Alan argues that shortening business-to-business payment terms and improving contract enforcement should just generally be a good thing and shouldn’t have any macro effects in the short term.
Frances retorts that it’s always cash flow that causes businesses to fail, and anything that tightens cash flow will cause more business failures as the first-round effect.
Alan responds that companies who benefit from going slow on payments are usually just well-connected rent seekers and that they’re exploiting ones that have more potential upside.
I think we can be a bit more precise here. If money gets rid of the need for a double coincidence of wants, finance gets rid of the need for a double coincidence of timing. I don’t necessarily need to wait to sell in order to buy, if I can use trade credit, for example. One of the earliest known financial instruments is just a bill issued by one business that gives the customer 30 or 90 days or whatever to pay, and can be assigned to someone else.
The point here is to increase the value of economic activity that you can carry out before you have to draw on your working capital to pay a bill in cash. The presumption is that businesses are usually constrained by their cash flow, and trade credit is a way of relaxing this constraint and using their holdings of cash more intensively. In that sense, it’s a social mechanism that increases the money supply by increasing the velocity of circulation.

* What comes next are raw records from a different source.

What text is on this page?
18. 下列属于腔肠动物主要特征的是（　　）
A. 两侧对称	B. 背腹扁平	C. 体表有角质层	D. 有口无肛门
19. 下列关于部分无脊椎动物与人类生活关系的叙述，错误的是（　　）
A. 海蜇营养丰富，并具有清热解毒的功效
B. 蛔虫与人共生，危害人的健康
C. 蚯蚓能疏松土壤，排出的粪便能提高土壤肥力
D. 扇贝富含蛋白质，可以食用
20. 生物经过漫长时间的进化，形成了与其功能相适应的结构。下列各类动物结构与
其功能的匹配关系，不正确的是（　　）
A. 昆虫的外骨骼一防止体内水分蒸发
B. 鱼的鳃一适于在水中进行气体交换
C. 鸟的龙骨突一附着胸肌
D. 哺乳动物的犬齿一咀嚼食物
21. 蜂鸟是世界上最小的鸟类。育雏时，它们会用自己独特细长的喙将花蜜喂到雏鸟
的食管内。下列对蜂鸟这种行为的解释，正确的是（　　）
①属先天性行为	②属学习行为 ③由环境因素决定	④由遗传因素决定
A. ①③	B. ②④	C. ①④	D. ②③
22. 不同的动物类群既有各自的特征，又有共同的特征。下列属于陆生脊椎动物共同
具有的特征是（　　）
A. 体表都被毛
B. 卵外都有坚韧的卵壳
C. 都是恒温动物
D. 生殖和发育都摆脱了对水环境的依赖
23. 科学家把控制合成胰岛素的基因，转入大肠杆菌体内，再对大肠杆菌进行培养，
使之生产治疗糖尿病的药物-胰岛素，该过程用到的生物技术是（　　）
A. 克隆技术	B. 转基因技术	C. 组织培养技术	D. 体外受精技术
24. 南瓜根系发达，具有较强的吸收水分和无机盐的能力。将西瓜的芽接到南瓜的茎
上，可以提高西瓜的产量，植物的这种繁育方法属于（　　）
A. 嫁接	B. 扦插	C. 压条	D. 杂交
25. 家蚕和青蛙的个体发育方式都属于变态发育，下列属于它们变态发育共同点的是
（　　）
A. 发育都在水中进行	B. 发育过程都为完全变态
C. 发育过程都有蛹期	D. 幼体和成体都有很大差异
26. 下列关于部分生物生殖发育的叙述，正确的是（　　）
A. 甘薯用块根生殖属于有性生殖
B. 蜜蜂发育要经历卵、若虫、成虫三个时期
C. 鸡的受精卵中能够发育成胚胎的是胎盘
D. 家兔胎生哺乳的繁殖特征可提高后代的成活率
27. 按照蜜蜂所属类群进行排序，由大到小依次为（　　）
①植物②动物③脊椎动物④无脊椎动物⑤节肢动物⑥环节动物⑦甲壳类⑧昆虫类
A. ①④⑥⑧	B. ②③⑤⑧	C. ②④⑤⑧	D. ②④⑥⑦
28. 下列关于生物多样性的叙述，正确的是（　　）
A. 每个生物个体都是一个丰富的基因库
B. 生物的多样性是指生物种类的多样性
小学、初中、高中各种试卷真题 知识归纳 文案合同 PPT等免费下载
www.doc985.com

It’s possible to create a huge credit bubble based just on this financial technology – Kindleberger is full of them – even if the cash paid in final settlement is gold or silver or big rocks.
If we now intervene in some way and insist that people settle up their accounts, for cash, faster, what happens? Well, one way of looking at it is that all this informal credit is non-monetary economic activity. Now, it has to become monetised, which means that the demand for money has increased sharply. Another way of looking at it was the one I hinted at earlier. If we count the trade credit as an increase in the supply of money, then either the rest of the money supply must expand to accommodate it, or else the money supply must shrink.

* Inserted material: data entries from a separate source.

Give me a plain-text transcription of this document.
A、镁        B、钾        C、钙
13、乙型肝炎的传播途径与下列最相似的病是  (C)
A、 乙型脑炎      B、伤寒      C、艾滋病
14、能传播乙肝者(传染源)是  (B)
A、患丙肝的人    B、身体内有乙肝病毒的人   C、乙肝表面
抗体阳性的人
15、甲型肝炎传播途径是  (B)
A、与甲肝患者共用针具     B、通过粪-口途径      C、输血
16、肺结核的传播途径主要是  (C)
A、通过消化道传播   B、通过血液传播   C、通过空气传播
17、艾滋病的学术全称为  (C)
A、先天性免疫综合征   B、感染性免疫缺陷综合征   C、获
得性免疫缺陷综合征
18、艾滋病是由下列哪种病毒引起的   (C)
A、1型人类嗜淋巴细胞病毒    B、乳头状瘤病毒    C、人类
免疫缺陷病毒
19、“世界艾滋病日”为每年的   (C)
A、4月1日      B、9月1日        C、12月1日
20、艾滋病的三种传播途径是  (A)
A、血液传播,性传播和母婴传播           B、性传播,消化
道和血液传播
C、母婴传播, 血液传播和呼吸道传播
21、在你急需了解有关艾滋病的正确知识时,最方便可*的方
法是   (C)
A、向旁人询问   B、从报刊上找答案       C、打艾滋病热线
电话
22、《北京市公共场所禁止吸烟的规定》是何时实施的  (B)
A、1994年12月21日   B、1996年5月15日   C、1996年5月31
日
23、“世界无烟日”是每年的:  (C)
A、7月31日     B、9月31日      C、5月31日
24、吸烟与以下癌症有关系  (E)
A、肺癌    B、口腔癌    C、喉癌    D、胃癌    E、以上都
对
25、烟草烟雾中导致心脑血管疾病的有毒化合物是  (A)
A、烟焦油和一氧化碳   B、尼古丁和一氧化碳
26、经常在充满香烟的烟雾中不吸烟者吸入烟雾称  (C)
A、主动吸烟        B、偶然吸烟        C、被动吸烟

Whether we look at this as an increase in the demand for money, or a reduction of the supply of money, it does mean that the marginal borrower’s interest rate is going up, possibly dramatically, and they also face liquidity risk. Here’s your contraction.
Now of course this can be solved; monetary policy can change.
In practice, the most likely route by which the outstanding bills get monetised is through a bank, because where else do you go to get cash? We can get around this problem if the banking sector’s balance sheet expands enough to take on the outstanding trade credit, or alternatively, if the monetary authority puts more money into circulation. (This is the same thing, in a sense – imagine an economy with one bank.)
The first option means that the banks may need more capital, because they are taking up a bigger share of outstanding risks, the second, that monetary policy must be adjusted. In fact, taking up the first option will probably involve some of the second, as the banks bring more paper into the central bank discount window. But if the banking sector is structurally constrained in some way, and the monetary authority is located in some other country, well, yes, the reform will be contractionary. Better, it will be contractionary, full stop, unless someone does something to counter it.
It’s true, as Alan Beattie says, that slow payment might be one of the ways rent-seekers exploit their suppliers. Anyone who’s ever been involved with a small business will know that there are a lot of unreliable payers out there. However, this is true of the UK and probably of Finland. It’s also idiosyncratically true, not the sort of thing easily accessible by airport-to-hotel reformers. And it’s more true that small businesses will be more likely to run out of cash, if there’s a general drive to collect on bills quicker, than big ones.
The classic mechanism of an economic crisis in an economy that runs on store credit is set out very well in Kindleberger. Chains of bills, representing the outstanding volumes at risk, grow until something happens and causes the marginal creditor to demand cash money. Then a cascade-failure of bankruptcies occurs. It is not obvious, to say the least, that this is desirable.
Yes, this reform is contractionary, and implementing it requires that the monetary authority pushes against the contraction.